Well what I'm seeing is that "For DBR 11.0 and above (with spark3.3), you need spark.databricks.libraries.enableMavenResolution false property to resolve the dependency issue." is no longer actually the case. Because I haven't set spark.databricks.libraries.enableMavenResolution to false and now the installation of 0.10.2 is working (on DBR 12.1 ML which has Spark 3.3.1)

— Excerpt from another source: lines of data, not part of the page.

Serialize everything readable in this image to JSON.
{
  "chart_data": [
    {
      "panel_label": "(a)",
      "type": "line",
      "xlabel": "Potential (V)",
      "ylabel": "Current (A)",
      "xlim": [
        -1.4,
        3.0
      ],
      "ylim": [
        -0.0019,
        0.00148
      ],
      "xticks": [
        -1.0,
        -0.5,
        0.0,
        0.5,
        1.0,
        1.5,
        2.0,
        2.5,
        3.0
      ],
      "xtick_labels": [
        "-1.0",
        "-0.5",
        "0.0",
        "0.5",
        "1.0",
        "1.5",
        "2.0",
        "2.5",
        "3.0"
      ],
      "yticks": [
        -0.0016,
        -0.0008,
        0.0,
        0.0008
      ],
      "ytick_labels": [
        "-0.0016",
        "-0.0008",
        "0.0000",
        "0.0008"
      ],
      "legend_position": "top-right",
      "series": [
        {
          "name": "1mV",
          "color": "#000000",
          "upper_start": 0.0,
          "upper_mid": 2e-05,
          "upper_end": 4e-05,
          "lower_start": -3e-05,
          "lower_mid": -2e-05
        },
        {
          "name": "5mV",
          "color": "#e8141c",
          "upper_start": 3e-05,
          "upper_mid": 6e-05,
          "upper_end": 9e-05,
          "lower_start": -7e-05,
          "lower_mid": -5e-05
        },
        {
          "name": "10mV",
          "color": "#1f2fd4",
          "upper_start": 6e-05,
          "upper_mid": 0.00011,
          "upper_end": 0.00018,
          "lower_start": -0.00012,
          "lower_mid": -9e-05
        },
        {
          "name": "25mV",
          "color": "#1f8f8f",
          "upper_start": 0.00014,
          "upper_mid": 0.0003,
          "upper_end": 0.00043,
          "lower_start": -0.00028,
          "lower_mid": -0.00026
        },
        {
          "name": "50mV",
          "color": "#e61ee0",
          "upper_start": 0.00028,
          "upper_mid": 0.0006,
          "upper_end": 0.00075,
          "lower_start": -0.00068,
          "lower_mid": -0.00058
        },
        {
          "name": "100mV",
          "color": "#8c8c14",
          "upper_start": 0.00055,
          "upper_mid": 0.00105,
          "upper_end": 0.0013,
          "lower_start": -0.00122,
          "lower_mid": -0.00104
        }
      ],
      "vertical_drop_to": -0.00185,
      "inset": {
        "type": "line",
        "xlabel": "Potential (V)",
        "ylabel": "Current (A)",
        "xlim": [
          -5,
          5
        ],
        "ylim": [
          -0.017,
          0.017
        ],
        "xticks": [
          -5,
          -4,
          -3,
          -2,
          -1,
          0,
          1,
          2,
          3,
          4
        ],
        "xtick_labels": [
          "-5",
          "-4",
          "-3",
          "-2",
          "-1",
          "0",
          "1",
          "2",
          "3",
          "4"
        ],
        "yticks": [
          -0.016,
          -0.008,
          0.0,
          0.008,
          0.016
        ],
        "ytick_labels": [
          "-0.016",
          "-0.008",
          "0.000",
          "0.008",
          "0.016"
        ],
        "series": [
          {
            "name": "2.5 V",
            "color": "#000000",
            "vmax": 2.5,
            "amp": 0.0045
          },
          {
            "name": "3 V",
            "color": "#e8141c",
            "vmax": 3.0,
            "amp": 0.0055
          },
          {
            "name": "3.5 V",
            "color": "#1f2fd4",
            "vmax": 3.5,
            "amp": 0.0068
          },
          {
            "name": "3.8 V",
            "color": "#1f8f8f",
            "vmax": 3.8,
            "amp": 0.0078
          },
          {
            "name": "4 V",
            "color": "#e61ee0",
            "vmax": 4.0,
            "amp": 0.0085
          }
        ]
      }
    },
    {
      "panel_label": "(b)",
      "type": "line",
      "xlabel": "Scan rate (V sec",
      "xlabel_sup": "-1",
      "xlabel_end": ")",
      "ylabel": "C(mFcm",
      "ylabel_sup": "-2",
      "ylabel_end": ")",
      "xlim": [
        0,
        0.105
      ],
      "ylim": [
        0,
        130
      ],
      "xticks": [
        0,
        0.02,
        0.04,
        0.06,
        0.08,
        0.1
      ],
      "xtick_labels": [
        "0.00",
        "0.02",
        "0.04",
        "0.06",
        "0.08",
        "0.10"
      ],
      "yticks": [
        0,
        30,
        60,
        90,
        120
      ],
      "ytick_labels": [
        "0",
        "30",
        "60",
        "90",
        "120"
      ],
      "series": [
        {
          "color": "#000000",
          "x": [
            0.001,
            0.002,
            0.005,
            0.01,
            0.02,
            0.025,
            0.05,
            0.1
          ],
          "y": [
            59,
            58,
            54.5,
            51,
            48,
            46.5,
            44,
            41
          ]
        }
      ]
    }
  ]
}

KeerthiYandaOS commented 1 year ago

Thank you @flavajava and @Mike-Soukup. Like @flavajava mentioned, DBR 11.0 doesn't require spark.databricks.libraries.enableMavenResolution false anymore, I could install the jar without that property as well. We also have a new SynapseML version for Spark3.3 which overcomes the need for spark maven resolution property: com.microsoft.azure:synapseml_2.12:0.11.0-32-6085190e-SNAPSHOT. Either way, we should be good with Spark3.3 on DBR 11.

Closing this issue as the solution is posted. Please feel free to open it if you are still facing errors. Thank you.

HoagieFestDS commented 1 year ago

@KeerthiYandaOS - Do you know if there is a SNAPSHOT that works with DBR 12.2 ML? I haven't been able to load any of those JAR successfully.

antonquintela commented 10 months ago

I have the same problem @HoagieFestDS, and I haven´t been able to solve it. @KeerthiYandaOS any ideas?

Thank you

HoagieFestDS commented 10 months ago

@antonquintela: we have com.microsoft.azure:synapseml_2.12:0.11.2 loaded on DBR 10.4, which worked. It's a deprecated runtime unfortunately, but it still works

dndharini commented 8 months ago

Library installation attempted on the driver node of cluster 0214-173402-dkcgo9cm and failed. Please refer to the following error message to fix the library or contact Databricks support. Error Code: DRIVER_LIBRARY_INSTALLATION_FAILURE. Error Message: Library resolution failed because com.linkedin.isolation-forest:isolation-forest_3.2.0_2.12 download failed.